Я продолжал стоять посреди широкого поля, когда отец вскочил на коня и исчез за скалой, словно его поглотил серый камень.
Длинная послеполуденная тень, хмурая душа скал ползла по полю, затемняя его, она прошла и по мне, повсюду окружала меня, а солнечный свет бежал от нее, ускользая к другой горе. Ночь еще далеко, это лишь ее ранний предвестник, нечто зловещее в этом угрюмом предвестии. Ни души нет на разделенном на две половины поле, пустынны обе его стороны, один я стою в этом пространстве, которое поглощает тьма, мелкий в замыкающемся просторе, охваченный смутной тоской, что несет моя извечная душа, чужая, а своя. Я один в поле, один во всем мире, беспомощный перед тайнами земли и безмерностью неба. И вдруг откуда-то от гор, от домиков, стоящих в сторонке, послышалась чья-то песнь, прорвалась по солнечному пути к моей тени, словно спеша мне на помощь, и в самом деле освободила от мгновенных и беспричинных чар.

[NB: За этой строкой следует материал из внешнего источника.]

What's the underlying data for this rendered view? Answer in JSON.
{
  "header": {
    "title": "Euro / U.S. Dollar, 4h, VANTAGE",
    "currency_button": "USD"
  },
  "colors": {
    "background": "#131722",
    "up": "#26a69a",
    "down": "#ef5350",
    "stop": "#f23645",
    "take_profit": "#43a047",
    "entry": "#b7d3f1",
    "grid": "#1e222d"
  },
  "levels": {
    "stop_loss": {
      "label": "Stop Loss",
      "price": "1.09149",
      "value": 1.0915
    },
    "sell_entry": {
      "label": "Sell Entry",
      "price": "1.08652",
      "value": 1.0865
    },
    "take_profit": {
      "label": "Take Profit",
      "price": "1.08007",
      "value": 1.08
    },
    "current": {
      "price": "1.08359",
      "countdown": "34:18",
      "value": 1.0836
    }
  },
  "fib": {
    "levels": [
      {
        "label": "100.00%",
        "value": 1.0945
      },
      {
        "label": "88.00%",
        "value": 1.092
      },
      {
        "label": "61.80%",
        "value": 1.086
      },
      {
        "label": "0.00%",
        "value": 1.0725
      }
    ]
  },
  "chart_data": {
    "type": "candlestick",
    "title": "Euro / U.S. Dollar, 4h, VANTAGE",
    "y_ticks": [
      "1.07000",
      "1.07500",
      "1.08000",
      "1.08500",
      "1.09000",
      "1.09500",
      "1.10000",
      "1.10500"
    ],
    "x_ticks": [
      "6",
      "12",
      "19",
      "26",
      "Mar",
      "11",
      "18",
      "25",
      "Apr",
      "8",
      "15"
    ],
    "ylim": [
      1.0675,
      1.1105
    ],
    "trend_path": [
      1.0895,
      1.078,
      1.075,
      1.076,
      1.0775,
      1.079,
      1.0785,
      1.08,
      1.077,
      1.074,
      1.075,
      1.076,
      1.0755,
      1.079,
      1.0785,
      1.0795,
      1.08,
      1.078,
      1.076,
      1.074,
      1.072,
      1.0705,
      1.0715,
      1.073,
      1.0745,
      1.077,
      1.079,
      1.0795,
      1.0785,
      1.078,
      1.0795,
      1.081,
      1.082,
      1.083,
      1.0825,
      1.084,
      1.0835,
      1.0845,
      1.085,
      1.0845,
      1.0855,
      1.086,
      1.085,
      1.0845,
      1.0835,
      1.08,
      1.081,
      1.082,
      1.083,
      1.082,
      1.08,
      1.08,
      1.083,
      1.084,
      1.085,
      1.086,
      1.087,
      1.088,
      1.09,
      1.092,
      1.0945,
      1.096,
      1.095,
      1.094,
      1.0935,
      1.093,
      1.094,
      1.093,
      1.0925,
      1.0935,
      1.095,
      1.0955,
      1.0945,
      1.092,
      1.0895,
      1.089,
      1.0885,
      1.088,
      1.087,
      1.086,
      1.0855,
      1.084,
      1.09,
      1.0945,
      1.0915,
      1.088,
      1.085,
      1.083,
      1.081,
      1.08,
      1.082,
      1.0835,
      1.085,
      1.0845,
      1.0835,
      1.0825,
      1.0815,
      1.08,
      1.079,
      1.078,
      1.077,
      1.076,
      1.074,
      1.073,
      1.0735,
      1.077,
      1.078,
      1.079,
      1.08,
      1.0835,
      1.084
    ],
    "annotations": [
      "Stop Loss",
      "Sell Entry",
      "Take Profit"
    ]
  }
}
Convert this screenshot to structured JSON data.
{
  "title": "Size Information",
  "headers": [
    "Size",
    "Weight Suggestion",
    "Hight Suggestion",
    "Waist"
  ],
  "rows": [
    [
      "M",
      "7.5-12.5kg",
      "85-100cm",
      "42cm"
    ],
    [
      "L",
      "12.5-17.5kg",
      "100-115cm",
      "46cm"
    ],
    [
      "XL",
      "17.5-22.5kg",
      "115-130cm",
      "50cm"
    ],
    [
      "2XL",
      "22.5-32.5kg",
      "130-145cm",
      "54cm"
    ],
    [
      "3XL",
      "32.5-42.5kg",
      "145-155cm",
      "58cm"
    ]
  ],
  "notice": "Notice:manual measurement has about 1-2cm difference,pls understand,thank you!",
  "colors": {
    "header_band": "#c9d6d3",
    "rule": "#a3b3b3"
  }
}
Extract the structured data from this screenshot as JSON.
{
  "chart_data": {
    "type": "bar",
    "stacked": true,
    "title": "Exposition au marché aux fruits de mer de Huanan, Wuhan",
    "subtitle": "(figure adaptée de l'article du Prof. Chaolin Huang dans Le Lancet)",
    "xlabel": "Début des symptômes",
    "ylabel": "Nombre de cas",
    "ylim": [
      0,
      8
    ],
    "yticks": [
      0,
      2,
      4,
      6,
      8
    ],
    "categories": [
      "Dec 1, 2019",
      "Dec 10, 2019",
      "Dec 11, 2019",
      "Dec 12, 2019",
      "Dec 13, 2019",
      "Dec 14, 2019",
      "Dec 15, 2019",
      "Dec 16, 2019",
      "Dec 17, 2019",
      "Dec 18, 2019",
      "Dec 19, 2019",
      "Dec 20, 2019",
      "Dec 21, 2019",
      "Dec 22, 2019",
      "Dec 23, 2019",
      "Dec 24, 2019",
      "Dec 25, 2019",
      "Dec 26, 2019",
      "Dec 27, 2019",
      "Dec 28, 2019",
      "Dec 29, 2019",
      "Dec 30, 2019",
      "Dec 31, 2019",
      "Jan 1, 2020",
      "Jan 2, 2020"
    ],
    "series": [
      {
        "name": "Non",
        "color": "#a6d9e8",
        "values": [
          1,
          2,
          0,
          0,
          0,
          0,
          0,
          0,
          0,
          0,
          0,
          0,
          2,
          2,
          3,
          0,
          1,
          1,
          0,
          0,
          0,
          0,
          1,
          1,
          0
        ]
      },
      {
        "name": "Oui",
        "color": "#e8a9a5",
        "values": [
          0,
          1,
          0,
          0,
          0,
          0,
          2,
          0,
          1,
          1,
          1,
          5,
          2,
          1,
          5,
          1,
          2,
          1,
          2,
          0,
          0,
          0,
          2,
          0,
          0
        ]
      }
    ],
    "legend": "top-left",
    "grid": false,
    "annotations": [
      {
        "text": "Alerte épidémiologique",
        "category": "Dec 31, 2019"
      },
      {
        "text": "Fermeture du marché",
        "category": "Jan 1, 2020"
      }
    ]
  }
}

Мне не удалось избежать непрошенного внимания Хасана. Свежий, улыбающийся, в голубом минтане[20], с подстриженной мягкой бородкой, благоухающий ягом[21], он словно стряхнул с себя три месяца путешествия, вонь скотины, пота, постоялых дворов, пыли, грязи, позабыл о брани, о горных перевалах, об опасных речных переправах; он сидел с хафизом Мухаммедом на верхней террасе над рекой, точно молодой ага, избалованный жизнью, не требующей от него ни усилия, ни мужества.